Donnerstag, 9. Juli 2026

Cousins, Dave "Fünfzehn kopflose Tage"

Cousins, Dave "Fünfzehn kopflose Tage" (Englisch: 15 Days without a Head) - 2012

Ein weiteres Buch, das mir eine Freundin geliehen hat. Ich hätte es wahrscheinlich nie in die Hand genommen, es wirkt mir zu kindisch. Aber: Es ist ein brillantes Buch. Herzzerreißend und wunderschön zugleich. Eine alkoholkranke Mutter ist so verzweifelt, dass sie ihren Teenager-Sohn und seinen sechsjährigen Bruder allein zurücklässt. Keine Adresse, niemand, der sich um sie kümmern könnte, kein Geld, nichts.

Ich bin mir nicht sicher, ob ich die Mutter oder den kleinen Bruder mögen könnte. Laurence, der arme Kerl, muss sich sowohl um die alkoholkranke Mutter als auch um seinen kleinen Bruder kümmern, der alles andere als pflegeleicht ist. Als die Mutter verschwindet, will er nicht, dass die Kinder in verschiedenen Heimen landen, also tut er so, als wäre alles in Ordnung.

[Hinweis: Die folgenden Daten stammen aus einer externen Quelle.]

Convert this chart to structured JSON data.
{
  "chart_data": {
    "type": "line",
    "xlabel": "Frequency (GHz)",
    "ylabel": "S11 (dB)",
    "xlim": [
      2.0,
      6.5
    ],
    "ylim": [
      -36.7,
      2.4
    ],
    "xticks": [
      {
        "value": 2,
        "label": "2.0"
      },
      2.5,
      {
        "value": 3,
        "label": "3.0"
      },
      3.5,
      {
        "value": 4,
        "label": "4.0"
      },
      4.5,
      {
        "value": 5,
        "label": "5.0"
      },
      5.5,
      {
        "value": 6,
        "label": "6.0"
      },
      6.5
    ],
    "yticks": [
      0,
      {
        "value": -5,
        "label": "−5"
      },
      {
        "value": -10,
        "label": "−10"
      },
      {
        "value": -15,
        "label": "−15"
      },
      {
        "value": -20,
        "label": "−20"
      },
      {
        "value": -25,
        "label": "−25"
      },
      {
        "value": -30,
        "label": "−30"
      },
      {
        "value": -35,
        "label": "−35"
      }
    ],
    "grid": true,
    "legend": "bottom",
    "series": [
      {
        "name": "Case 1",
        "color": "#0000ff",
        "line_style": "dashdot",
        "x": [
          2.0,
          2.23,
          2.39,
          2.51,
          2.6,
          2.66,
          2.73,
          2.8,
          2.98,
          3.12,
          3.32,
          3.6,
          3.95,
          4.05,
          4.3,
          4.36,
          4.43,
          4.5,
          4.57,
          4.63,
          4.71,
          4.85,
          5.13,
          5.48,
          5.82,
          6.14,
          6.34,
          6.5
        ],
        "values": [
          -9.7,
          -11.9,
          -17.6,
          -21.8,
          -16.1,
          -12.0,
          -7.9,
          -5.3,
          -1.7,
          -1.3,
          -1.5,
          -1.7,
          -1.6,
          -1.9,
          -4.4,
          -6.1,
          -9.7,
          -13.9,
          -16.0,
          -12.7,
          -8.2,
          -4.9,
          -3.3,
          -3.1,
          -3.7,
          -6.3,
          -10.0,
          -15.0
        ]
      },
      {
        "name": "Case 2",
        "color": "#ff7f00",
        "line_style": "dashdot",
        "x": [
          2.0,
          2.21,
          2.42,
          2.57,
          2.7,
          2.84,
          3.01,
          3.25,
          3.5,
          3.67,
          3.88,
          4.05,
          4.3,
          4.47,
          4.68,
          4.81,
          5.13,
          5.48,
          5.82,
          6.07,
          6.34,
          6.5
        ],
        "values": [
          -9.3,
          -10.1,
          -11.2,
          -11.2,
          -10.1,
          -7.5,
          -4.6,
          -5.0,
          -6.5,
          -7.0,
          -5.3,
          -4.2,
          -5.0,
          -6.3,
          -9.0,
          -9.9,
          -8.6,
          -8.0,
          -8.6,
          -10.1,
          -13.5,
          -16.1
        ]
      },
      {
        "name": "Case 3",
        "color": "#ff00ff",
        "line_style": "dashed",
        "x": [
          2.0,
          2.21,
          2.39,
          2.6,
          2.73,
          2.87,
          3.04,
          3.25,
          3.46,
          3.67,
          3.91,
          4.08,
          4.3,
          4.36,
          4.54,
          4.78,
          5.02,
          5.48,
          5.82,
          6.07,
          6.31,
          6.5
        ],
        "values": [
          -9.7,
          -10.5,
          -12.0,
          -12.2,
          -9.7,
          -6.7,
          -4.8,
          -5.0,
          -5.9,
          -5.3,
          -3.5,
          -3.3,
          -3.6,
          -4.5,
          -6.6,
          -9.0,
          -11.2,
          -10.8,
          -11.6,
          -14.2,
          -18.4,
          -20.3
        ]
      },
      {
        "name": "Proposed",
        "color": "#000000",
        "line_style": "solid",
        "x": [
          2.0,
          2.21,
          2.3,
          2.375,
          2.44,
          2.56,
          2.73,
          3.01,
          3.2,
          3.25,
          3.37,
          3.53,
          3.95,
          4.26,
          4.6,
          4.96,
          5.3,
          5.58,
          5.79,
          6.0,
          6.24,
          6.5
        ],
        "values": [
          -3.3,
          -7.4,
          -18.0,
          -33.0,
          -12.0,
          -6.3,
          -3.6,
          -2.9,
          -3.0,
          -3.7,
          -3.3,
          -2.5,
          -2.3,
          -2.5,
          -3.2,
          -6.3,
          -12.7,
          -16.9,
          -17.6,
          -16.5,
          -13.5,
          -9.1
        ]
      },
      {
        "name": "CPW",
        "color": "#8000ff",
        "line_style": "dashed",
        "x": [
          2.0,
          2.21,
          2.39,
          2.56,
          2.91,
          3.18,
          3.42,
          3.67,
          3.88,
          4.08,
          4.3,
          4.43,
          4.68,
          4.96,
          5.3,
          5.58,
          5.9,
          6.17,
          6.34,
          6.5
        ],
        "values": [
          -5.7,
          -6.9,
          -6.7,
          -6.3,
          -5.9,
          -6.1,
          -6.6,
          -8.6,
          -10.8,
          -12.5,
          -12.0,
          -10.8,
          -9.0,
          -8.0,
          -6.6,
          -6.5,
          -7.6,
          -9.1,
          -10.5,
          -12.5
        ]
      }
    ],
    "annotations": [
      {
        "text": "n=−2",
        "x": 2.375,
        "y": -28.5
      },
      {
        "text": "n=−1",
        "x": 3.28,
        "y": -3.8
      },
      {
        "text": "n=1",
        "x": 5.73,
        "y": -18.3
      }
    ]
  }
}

Wie gesagt, Menschen wie die Mutter machen mich wütend! Sie hat zwei Kinder und kümmert sich nicht um sie. Egal welche Ausrede man hat, egal wie verzweifelt man ist, man lässt seine Kinder nicht im Stich. Was wäre, wenn Laurence auch so ein Kind wäre, das keine Verantwortung übernehmen kann? Bei so einer Mutter ist das durchaus nachvollziehbar. Zum Glück ist er es nicht. Er und all die anderen Kinder in ähnlichen Situationen tun mir wirklich leid. Die Mutter hat sie nicht verdient. Das ist meine Meinung, und dabei bleibe ich.

Es gab einige lustige Szenen im Buch, die es zeitweise erträglich machten. Nur mal so als Beispiel: Im Tagebuch werden die Wochentage folgendermaßen aufgelistet (keine Ahnung, ob sie in dem Buch so übersetzt wurden, die englischen Originalwörter stehen unter meiner Übersetzung):

Dienstag, Wanntag, Trübtag, Lügentag, Da-lang, Irgendwann, Zwischentag, Fälligkeitstag, Endtag, Dieser Tag, Schreckenstag, Fetzentag, Elendstag, Nichttag, Weltuntergangstag, Wahnsinnstag, Heute
(Tuesday, Whensday, Blursday, Lieday, Thataway, Someday, Meanday, Duesday, Endsday, Thisday, Frightday, Tattersday, Slumday, Noneday, Doomsday, Madnesday, Today)

Buchbeschreibung:

"Wie weit kann man gehen, um die eigene Familie zusammenzuhalten? Laurence, 15 Jahre alt, geht jedenfalls ziemlich weit und manövriert sich dabei in eine Reihe grotesk-komischer Situationen – nicht zuletzt, weil sein kleiner Bruder fest davon überzeugt ist, ein bissiger Hund zu sein … Laurence Roach wünscht sich eigentlich nur ein normales Leben, doch das ist schwer, wenn die Mutter eine depressive Alkoholikerin ist. Als sie eines Abends nicht mehr nach Hause kommt, erzählt er niemandem davon – aus Angst, er und sein Bruder Jay müssten sonst in Pflegefamilien. Er täuscht vor, seine Mutter sei noch da, zieht sich ihre Kleider an und verstrickt sich immer mehr in ein Netz aus Lügen. Abend für Abend schleicht er zudem in die Telefonzelle und gibt sich in der Live-Sendung des lokalen Radiosenders für seinen verstorbenen Vater aus, um seinen geheimen Traum zu verwirklichen. Nach zwei Wochen, in denen sich die beiden Brüder mit einem Minimum an Geld und Essen durchschlagen, entdeckt Laurence endlich eine Spur von seiner Mutter. Aber jetzt fangen die Schwierigkeiten erst richtig an."